Parce que Toussaint était conscient de l’imminence de la guerre et de l’ampleur du danger, lui devint ennemi tout ce qui était de nature à diminuer ou à paralyser la production locale. Ennemi, l’absentéisme des propriétaires. Ennemi, l’afflux dans les villes de la population rurale. Ennemies, l’indolence et la paresse. Ennemi enfin, ce morcellement des terres que préconisaient certains, mais qui, pour justifié qu’il fût, ne pouvait se traduire dans l’immédiat que par une chute vertigineuse de la production et l’abandon des cultures des produits d’exportation.

Là, Toussaint allait à contre-courant et il le savait. Toutes les paysanneries du monde connaissent « la faim de la terre ». Mais Toussaint tenait bon. [...]

Mais pour rénover l’économie, il fallait plus que la terre : du travail, un travail acharné, et des spécialistes. Les spécialistes, où les trouver ? Ils étaient tous blancs ; anciens colons propriétaires, ou anciens gérants.[...]

Malheureusement, si les idées de Toussaint étaient bonnes, sa méthode l’était moins. Le problème le plus délicat pour un révolutionnaire c’est celui de la liaison avec les masses, il y faut de la souplesse, de l’invention, un sens de l’humain toujours en éveil. Et c’est par là que Toussaint péchait. Faisant la guerre nuit et jour, la déformation militaire le guettait, qui est mécanisme et schématisme. Il y tomba. Il cessa d’inventer, se contentant d’appliquer à toute situation nouvelle le schéma militaire qu’il avait fini par mettre au point.

La situation sociale était préoccupante ? La situation économique grave ? Il crut tout résoudre en militarisant tout. C’est par là qu’il se perdit. Si la liaison avec les masses est le tissu conjonctif de la révolution, le sien se sclérosait . Il ne persuadait plus. Il décrétait. [...]

On avait beau jeu de dire à Toussaint [au sujet de son règlement de culture d’octobre 1800] : « C’est le retour des formes anciennes de travail. C’est en fait le retour à l’esclavage. » […]

Il ne suffit pas qu’un mot d’ordre soit juste. Et sans doute le souci […] du relèvement économique de Saint-Domingue était-il juste. Mais il faut réussir à en faire plus qu’un mot d’ordre. Il faut réussir à le faire vivre dans la conscience des masses. Bref, la caporalisation compromit la mobilisation.
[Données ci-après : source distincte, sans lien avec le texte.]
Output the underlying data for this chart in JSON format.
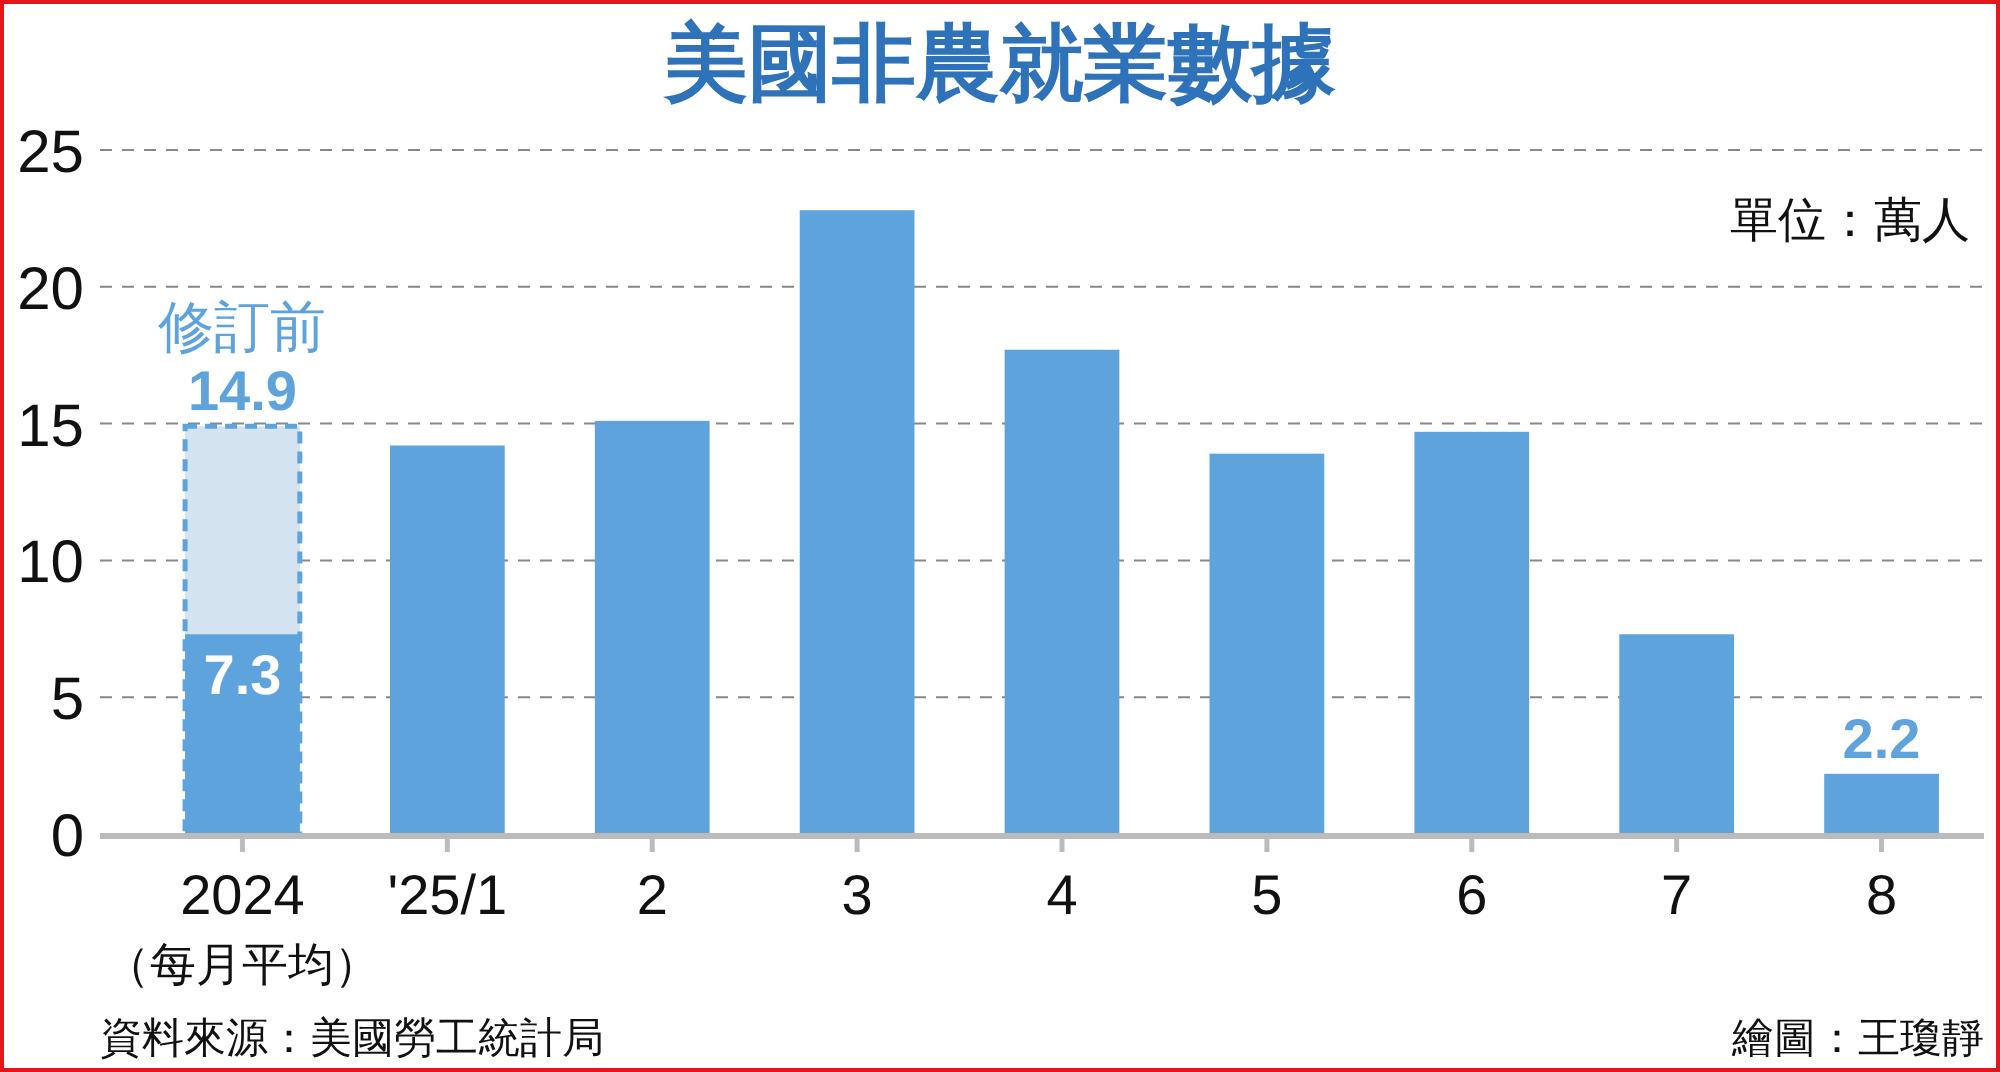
{
  "chart_data": {
    "type": "bar",
    "title": "美國非農就業數據",
    "categories": [
      "2024\n（每月平均）",
      "'25/1",
      "2",
      "3",
      "4",
      "5",
      "6",
      "7",
      "8"
    ],
    "series": [
      {
        "name": "修訂前",
        "color": "#d3e3f0",
        "line_style": "dashed",
        "values": [
          14.9,
          null,
          null,
          null,
          null,
          null,
          null,
          null,
          null
        ],
        "value_labels": [
          "14.9",
          null,
          null,
          null,
          null,
          null,
          null,
          null,
          null
        ]
      },
      {
        "color": "#5fa3dc",
        "values": [
          7.3,
          14.2,
          15.1,
          22.8,
          17.7,
          13.9,
          14.7,
          7.3,
          2.2
        ],
        "value_labels": [
          "7.3",
          null,
          null,
          null,
          null,
          null,
          null,
          null,
          "2.2"
        ]
      }
    ],
    "ylim": [
      0,
      25
    ],
    "yticks": [
      0,
      5,
      10,
      15,
      20,
      25
    ],
    "grid": "y",
    "annotations": [
      "單位：萬人",
      "資料來源：美國勞工統計局",
      "繪圖：王瓊靜"
    ]
  }
}
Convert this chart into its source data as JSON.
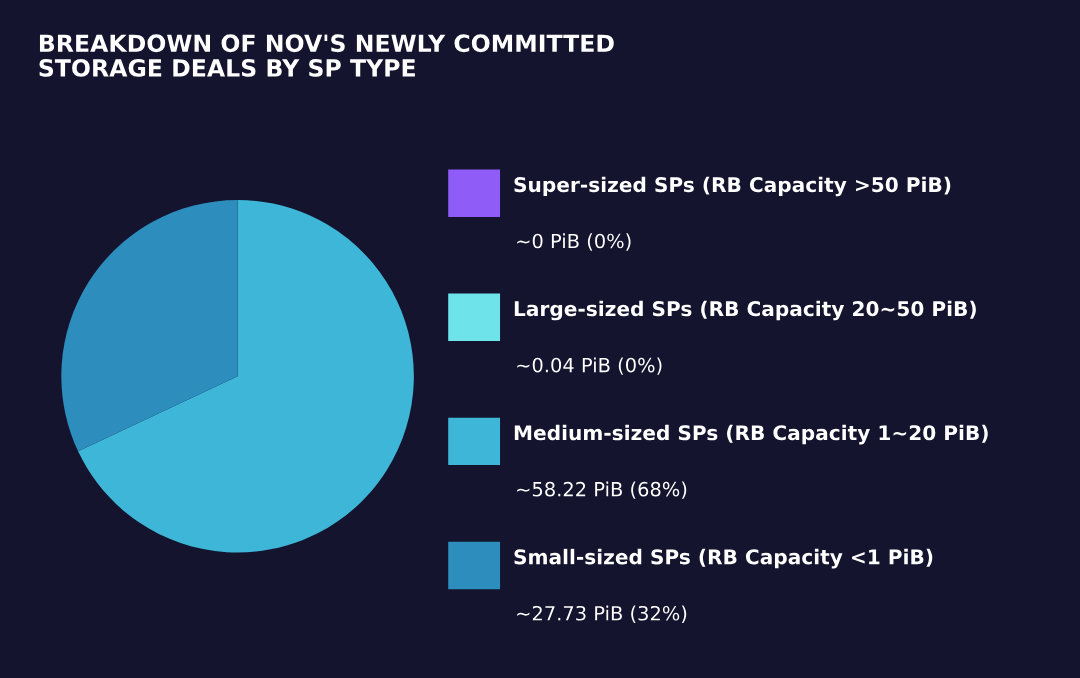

Et c’est par là que Toussaint échoua. Le meilleur signe de cet échec est qu’il dut avoir recours à la répression. À Plaisance, à Marmelade, au Limbé, à Dondon, aux environs du Cap, un peu partout, les paysans se soulevèrent. […] La révolte fut matée […]. Mais l’avertissement était grave pour Toussaint. À la veille d’une partie décisive, il s’était manifesté, et des plus graves, une fêlure dans le système.